Big South American Birds on the Loose in Northern Germany

Birds as big as people are breeding out of control near Germany's Baltic coast, giving a shock to sparrows, blackbirds and other small-fry inhabitants. Some think the interlopers could pose a menace to native species.

Head of a nandu

Some find nandus incredibly cute, others see them as a menace

The newcomer is the nandu a tough, ostrich-style avian from Argentina, which is normally bred for meat and feathers. It is also known as a rhea.

Six nandus escaped from a German farm eight years ago and began multiplying furiously in a nature reserve south of the German city of Luebeck. Thanks to German nature-conservation laws, the pushy nandus can grin at hunters, because no one is licensed to kill one.

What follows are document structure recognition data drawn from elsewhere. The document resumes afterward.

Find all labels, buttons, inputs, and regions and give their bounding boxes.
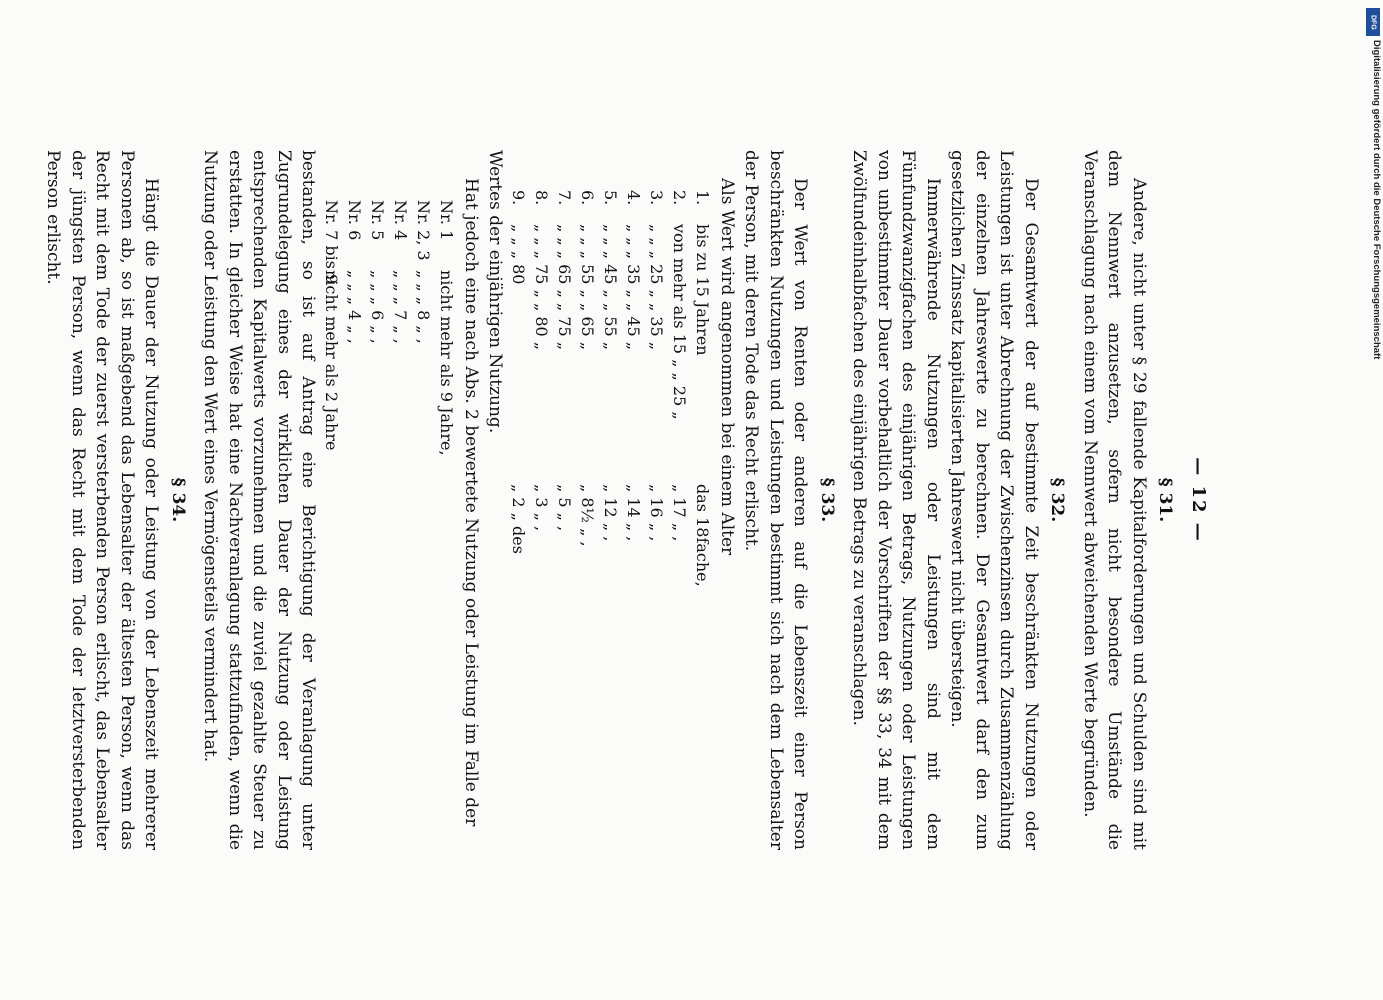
list-item bbox=[390, 200, 413, 850]
section-33-paragraph-3: Hat jedoch eine nach Abs. 2 bewertete Nutzung oder Leistung im Falle der bbox=[461, 178, 481, 827]
nr-label: Nr. 7 bis 9 bbox=[322, 200, 342, 285]
table-row bbox=[669, 190, 692, 850]
row-value: „ 16 „ , bbox=[647, 484, 667, 542]
nr-label: Nr. 4 bbox=[391, 200, 411, 241]
table-row bbox=[623, 190, 646, 850]
section-33-paragraph-2: Als Wert wird angenommen bei einem Alter bbox=[717, 178, 737, 556]
row-range: „ „ „ 75 „ „ 80 „ bbox=[532, 224, 552, 351]
nr-text: „ „ „ 8 „ , bbox=[414, 270, 434, 344]
section-32-heading: § 32. bbox=[1047, 477, 1068, 523]
list-item bbox=[344, 200, 367, 850]
row-value: „ 8½ „ , bbox=[578, 484, 598, 547]
row-value: „ 5 „ , bbox=[555, 484, 575, 532]
section-31-paragraph: Andere, nicht unter § 29 fallende Kapitalforderungen und Schulden sind mit dem Nennwert anzusetzen, sofern nicht besondere Umstände die Veranschlagung nach einem vom Nennwert abweichenden Werte begründen. bbox=[1080, 150, 1149, 850]
nr-label: Nr. 2, 3 bbox=[414, 200, 434, 261]
dfg-logo: DFG bbox=[1366, 8, 1380, 36]
section-31-heading: § 31. bbox=[1155, 477, 1176, 523]
row-range: „ „ „ 25 „ „ 35 „ bbox=[647, 224, 667, 351]
section-33-paragraph-1: Der Wert von Renten oder anderen auf die Lebenszeit einer Person beschränkten Nutzungen und Leistungen bestimmt sich nach dem Lebensalter der Person, mit deren Tode das Recht erlischt. bbox=[741, 150, 811, 850]
table-row bbox=[692, 190, 715, 850]
row-value: „ 2 „ des bbox=[509, 484, 529, 554]
list-item bbox=[367, 200, 390, 850]
row-value: das 18fache, bbox=[693, 484, 713, 587]
age-value-table bbox=[508, 190, 715, 850]
row-range: von mehr als 15 „ „ 25 „ bbox=[670, 224, 690, 420]
list-item bbox=[436, 200, 459, 850]
nr-text: „ „ „ 7 „ , bbox=[391, 270, 411, 344]
table-row bbox=[646, 190, 669, 850]
row-number: 6. bbox=[578, 190, 598, 206]
credit-strip bbox=[1366, 40, 1382, 400]
row-number: 1. bbox=[693, 190, 713, 206]
row-number: 5. bbox=[601, 190, 621, 206]
list-item bbox=[321, 200, 344, 850]
rotated-text-block bbox=[43, 150, 1210, 850]
row-number: 8. bbox=[532, 190, 552, 206]
table-row bbox=[508, 190, 531, 850]
row-value: „ 17 „ , bbox=[670, 484, 690, 542]
section-32-paragraph-2: Immerwährende Nutzungen oder Leistungen sind mit dem Fünfundzwanzigfachen des einjährigen Betrags, Nutzungen oder Leistungen von unbestimmter Dauer vorbehaltlich der Vorschriften der §§ 33, 34 mit dem Zwölfundeinhalbfachen des einjährigen Betrags zu veranschlagen. bbox=[849, 150, 943, 850]
row-number: 7. bbox=[555, 190, 575, 206]
row-value: „ 14 „ , bbox=[624, 484, 644, 542]
row-number: 9. bbox=[509, 190, 529, 206]
row-range: „ „ „ 80 bbox=[509, 224, 529, 285]
section-33-after-table: Wertes der einjährigen Nutzung. bbox=[485, 150, 506, 434]
row-range: bis zu 15 Jahren bbox=[693, 224, 713, 356]
nr-label: Nr. 1 bbox=[437, 200, 457, 241]
section-34-heading: § 34. bbox=[168, 477, 188, 523]
table-row bbox=[531, 190, 554, 850]
digitization-credit: Digitalisierung gefördert durch die Deutsche Forschungsgemeinschaft bbox=[1371, 40, 1382, 360]
row-number: 2. bbox=[670, 190, 690, 206]
nr-text: „ „ „ 4 „ , bbox=[345, 270, 365, 344]
section-34-paragraph: Hängt die Dauer der Nutzung oder Leistung von der Lebenszeit mehrerer Personen ab, so ist maßgebend das Lebensalter der ältesten Person, wenn das Recht mit dem Tode der zuerst versterbenden Person erlischt, das Lebensalter der jüngsten Person, wenn das Recht mit dem Tode der letztversterbenden Person erlischt. bbox=[43, 150, 162, 850]
nr-text: nicht mehr als 2 Jahre bbox=[322, 270, 342, 451]
row-value: „ 3 „ , bbox=[532, 484, 552, 532]
nr-text: „ „ „ 6 „ , bbox=[368, 270, 388, 344]
nr-label: Nr. 5 bbox=[368, 200, 388, 241]
section-33-paragraph-4: bestanden, so ist auf Antrag eine Berichtigung der Veranlagung unter Zugrundelegung eines der wirklichen Dauer der Nutzung oder Leistung entsprechenden Kapitalwerts vorzunehmen und die zuviel gezahlte Steuer zu erstatten. In gleicher Weise hat eine Nachveranlagung stattzufinden, wenn die Nutzung oder Leistung den Wert eines Vermögensteils vermindert hat. bbox=[200, 150, 319, 850]
table-row bbox=[577, 190, 600, 850]
section-33-heading: § 33. bbox=[817, 477, 837, 523]
page-number: — 12 — bbox=[1188, 457, 1209, 543]
nr-text: nicht mehr als 9 Jahre, bbox=[437, 270, 457, 456]
nr-duration-list bbox=[321, 200, 459, 850]
row-range: „ „ „ 45 „ „ 55 „ bbox=[601, 224, 621, 351]
section-32-paragraph-1: Der Gesamtwert der auf bestimmte Zeit beschränkten Nutzungen oder Leistungen ist unter Abrechnung der Zwischenzinsen durch Zusammenzählung der einzelnen Jahreswerte zu berechnen. Der Gesamtwert darf den zum gesetzlichen Zinssatz kapitalisierten Jahreswert nicht übersteigen. bbox=[947, 150, 1041, 850]
row-value: „ 12 „ , bbox=[601, 484, 621, 542]
row-range: „ „ „ 35 „ „ 45 „ bbox=[624, 224, 644, 351]
row-number: 4. bbox=[624, 190, 644, 206]
list-item bbox=[413, 200, 436, 850]
row-range: „ „ „ 55 „ „ 65 „ bbox=[578, 224, 598, 351]
nr-label: Nr. 6 bbox=[345, 200, 365, 241]
row-range: „ „ „ 65 „ „ 75 „ bbox=[555, 224, 575, 351]
table-row bbox=[600, 190, 623, 850]
row-number: 3. bbox=[647, 190, 667, 206]
table-row bbox=[554, 190, 577, 850]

Hunter Wolf Juergen Menken can shoot deer and ducks, but the nandu is off limits.

"They are practically an established species," he said ruefully.

Head east, young birds

A nandu ruffles its feathers

The nandu is so large that it scares cattle

What is more, the nandus, which are flightless but excellent runners, are spreading eastwards.

German land conservation student Frank Philipp has taken a close look for a thesis at the birds and counted more than 30 in an 80-kilometer (50-mile) area.

"I found three nests with more than 50 nandu chicks this spring," said Philipp, a student at Dresden University. He did not venture a judgment on how they are affecting native flora and fauna.

Birds a "scary sight"

"Our information is that they have no ill effects on native species," said Lothar Woelfel, nature conservation officer for Mecklenburg-Western Pommerania state. "We used to find the nests and smash the eggs but stopped doing that a few years ago."

Locals say they are growing accustomed to the birds.

"We're getting used to one another, but I still say they don't belong here," said Thomas Boehm, an organic farmer in the small town of Schattin.

He said the birds eat food needed by large native animals such as cranes. A visit by a nandu is also scary for other animals. Even Boehm's tough Galloway cattle have stampeded in fright after seeing a nandu mating dance and broken down fences. He calls the immigrants "aggressors" that are seizing space from local animals.

Calls for containment

Man watches a nandu

The birds have been kept under close watch

Boehm said he believes the bureaucrats have missed their chance to eradicate the nandus and have misunderstood the law. He said the Convention on International Trade in Endangered Species of Wild Fauna and Flora does not protect non-native species from extinction.

"The birds have established an ecological niche for themselves," he said, agreeing with hunter Menken that the nandus are snatching protein-rich insects from local birds to feed to their own chicks.

But the nandus do have some friends, including Sven Langmaack, a hotel owner in Schattin. He offers nandu-spotting holidays and keeps a close eye on the big birds' nests to ensure that the anti-nandu faction does not smash the eggs.

"They are such peaceful birds, and a joy to look at," he said.